For many years, SEC-registered advisers treated client testimonials as essentially off limits. That changed when the updated Marketing Rule's compliance date arrived in November 2022. Advisers now have more room to use testimonials, endorsements, and online reviews.

That change is real, but it is easy to misunderstand. The rule did not simply open the door and leave it there. It brought disclosure requirements, documentation obligations, oversight duties, and substantiation questions with it. Those requirements are easy to miss when the review lives on Google instead of on a page the firm built.

Fewer than 10% of SEC-registered advisers report using online reviews or testimonials, according to Kitces.1 For the firms that do use them, Google reviews are often where the hard questions begin.

When a Review Becomes an Advertisement

A Google review is not automatically an advertisement under the SEC Marketing Rule. The better question is whether the adviser has become connected to the review in a way that makes the content attributable to the firm. The SEC's adopting release discusses two relevant concepts: entanglement and adoption2.

Entanglement is about the adviser's role in creating or shaping the review. Giving clients the same general opportunity to leave candid feedback, such as including a link to the firm's Google Business Profile in a newsletter, is different from asking only happy clients, suggesting what they should say, or steering them toward favorable language.

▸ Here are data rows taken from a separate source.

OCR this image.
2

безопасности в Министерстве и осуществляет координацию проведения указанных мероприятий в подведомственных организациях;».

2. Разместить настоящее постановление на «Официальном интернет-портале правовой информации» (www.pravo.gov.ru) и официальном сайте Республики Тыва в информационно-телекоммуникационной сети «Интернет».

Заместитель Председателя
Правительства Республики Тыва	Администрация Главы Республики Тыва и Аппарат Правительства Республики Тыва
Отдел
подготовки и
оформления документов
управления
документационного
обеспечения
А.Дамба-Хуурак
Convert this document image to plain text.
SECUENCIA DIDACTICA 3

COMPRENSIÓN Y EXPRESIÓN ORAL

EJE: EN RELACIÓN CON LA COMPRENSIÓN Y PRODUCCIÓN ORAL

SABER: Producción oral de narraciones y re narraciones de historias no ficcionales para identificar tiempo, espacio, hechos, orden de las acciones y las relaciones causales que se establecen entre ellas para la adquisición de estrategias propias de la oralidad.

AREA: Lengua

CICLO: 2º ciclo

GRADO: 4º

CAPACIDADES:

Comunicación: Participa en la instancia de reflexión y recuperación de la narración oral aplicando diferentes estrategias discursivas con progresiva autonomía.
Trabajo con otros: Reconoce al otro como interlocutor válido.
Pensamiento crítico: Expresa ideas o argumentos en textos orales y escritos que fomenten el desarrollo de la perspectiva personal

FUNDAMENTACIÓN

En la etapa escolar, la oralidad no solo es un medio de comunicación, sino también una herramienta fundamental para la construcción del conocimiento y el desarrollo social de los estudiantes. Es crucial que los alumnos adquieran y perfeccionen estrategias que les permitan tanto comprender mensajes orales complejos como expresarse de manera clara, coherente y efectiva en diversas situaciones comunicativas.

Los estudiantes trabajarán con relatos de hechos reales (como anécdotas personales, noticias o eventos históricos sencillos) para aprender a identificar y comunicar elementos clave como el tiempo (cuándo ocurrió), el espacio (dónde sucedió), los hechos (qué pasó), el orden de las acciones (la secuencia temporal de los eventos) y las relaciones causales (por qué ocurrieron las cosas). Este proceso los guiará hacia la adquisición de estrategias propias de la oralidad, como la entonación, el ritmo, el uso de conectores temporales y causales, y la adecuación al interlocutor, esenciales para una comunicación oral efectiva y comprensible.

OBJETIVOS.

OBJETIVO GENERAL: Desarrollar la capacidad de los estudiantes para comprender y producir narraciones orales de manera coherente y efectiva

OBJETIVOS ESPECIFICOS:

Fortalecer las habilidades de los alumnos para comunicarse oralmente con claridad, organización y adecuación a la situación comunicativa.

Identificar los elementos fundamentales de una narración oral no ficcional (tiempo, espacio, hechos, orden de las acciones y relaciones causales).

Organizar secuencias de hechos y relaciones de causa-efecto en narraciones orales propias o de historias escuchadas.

Once the adviser starts shaping the review, the review may be treated less like independent third-party speech and more like the adviser's own communication. At that point, the Marketing Rule's disclosure and compliance requirements may apply.

Adoption is about what the adviser does after the review exists. If a firm pulls a favorable Google review from its Business Profile and places it on its website, the firm has put that third-party statement to work for itself. The review is no longer merely sitting on Google. It is being used in the firm's own marketing.

This distinction matters. A firm can have reviews on a public Google profile without every review becoming a Marketing Rule problem. The risk changes when the firm selects, republishes, frames, or relies on those reviews without the disclosures the rule requires.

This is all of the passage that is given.